Monday, January 5, 2015

The Lab Where Creation Takes Place

     A little boy was watching his father, a Rabbi, prepare a sermon. “How do you know what to write?” he asked. The Rabbi said, “Well, after I think for a while, God tells me what to write.”
         The boy was quiet for a moment before saying, “Then why do you keep crossing out so much?”

     Privately, it is easy to make corrections: nobody has to see the original text.  We can write and rewrite the wording.  Which is fine. Being creative requires imagination with lots of room for experimentation and errors.  While I am sure that God helps, we have a definite proclivity  for making errors. Thus, the scratch-outs.

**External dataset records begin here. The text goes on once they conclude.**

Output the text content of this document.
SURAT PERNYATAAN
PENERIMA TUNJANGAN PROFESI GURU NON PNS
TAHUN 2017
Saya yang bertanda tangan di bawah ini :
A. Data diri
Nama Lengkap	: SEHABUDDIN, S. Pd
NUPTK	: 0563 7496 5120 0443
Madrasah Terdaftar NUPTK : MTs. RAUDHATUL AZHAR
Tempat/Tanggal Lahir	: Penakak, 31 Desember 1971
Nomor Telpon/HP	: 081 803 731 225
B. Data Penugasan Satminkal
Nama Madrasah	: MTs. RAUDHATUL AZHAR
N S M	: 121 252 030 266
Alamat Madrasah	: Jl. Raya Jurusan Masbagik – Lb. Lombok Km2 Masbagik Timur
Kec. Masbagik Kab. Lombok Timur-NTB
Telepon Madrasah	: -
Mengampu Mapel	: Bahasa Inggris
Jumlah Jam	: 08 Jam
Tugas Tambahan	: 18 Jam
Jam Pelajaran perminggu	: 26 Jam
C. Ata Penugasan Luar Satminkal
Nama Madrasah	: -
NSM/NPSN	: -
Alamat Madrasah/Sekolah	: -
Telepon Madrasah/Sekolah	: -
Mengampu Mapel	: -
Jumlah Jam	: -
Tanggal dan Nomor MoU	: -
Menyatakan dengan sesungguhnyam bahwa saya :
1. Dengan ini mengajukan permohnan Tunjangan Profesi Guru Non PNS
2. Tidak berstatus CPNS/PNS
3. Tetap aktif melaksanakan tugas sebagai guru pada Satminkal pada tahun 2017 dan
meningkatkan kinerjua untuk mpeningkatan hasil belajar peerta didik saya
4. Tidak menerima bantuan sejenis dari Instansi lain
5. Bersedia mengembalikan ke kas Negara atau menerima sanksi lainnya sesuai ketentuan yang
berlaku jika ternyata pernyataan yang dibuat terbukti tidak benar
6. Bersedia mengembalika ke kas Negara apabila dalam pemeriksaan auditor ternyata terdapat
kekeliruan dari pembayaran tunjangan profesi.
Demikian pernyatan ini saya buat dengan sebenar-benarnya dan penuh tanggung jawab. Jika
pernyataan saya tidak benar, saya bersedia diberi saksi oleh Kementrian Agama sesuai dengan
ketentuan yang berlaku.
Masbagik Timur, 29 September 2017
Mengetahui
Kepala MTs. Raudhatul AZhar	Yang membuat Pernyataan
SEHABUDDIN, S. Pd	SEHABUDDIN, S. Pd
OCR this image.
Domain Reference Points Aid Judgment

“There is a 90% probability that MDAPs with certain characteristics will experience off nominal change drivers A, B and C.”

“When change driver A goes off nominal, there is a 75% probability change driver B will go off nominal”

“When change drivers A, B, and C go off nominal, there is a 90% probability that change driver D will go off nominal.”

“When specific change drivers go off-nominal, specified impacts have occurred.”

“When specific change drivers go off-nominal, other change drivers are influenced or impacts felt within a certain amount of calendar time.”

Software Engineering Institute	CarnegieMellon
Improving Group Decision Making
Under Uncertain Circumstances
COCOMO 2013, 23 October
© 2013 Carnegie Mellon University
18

     Now, the Talmud used to be a simple, terse text of Jewish Law and Lore. With so much of it needing clarification, great Sages would scribble notes, questions, answers and diagrams in the margins (used to be that paper was scarce). That’s how the marginal commentaries on each folio of the Talmud was born.  Some printer saw the scribbling and had them inserted as permanent marginal notes. That is how Rashi’s commentary (among others) has come to be found in the Talmud.

     Mistakes are an inevitable and part of process. Mistakes means that you are trying. They are living proof of personal growth. A colleague, Harold Kushner, said “people do  not learn  from their successes. They grow from their failures.”  The scratches in the margins.

If it were not for the marginal notes of Rashi and others the Talmud would not be the Talmud.  So too, it is with all scientific studies.  They take place in labs where failures always exceed successes.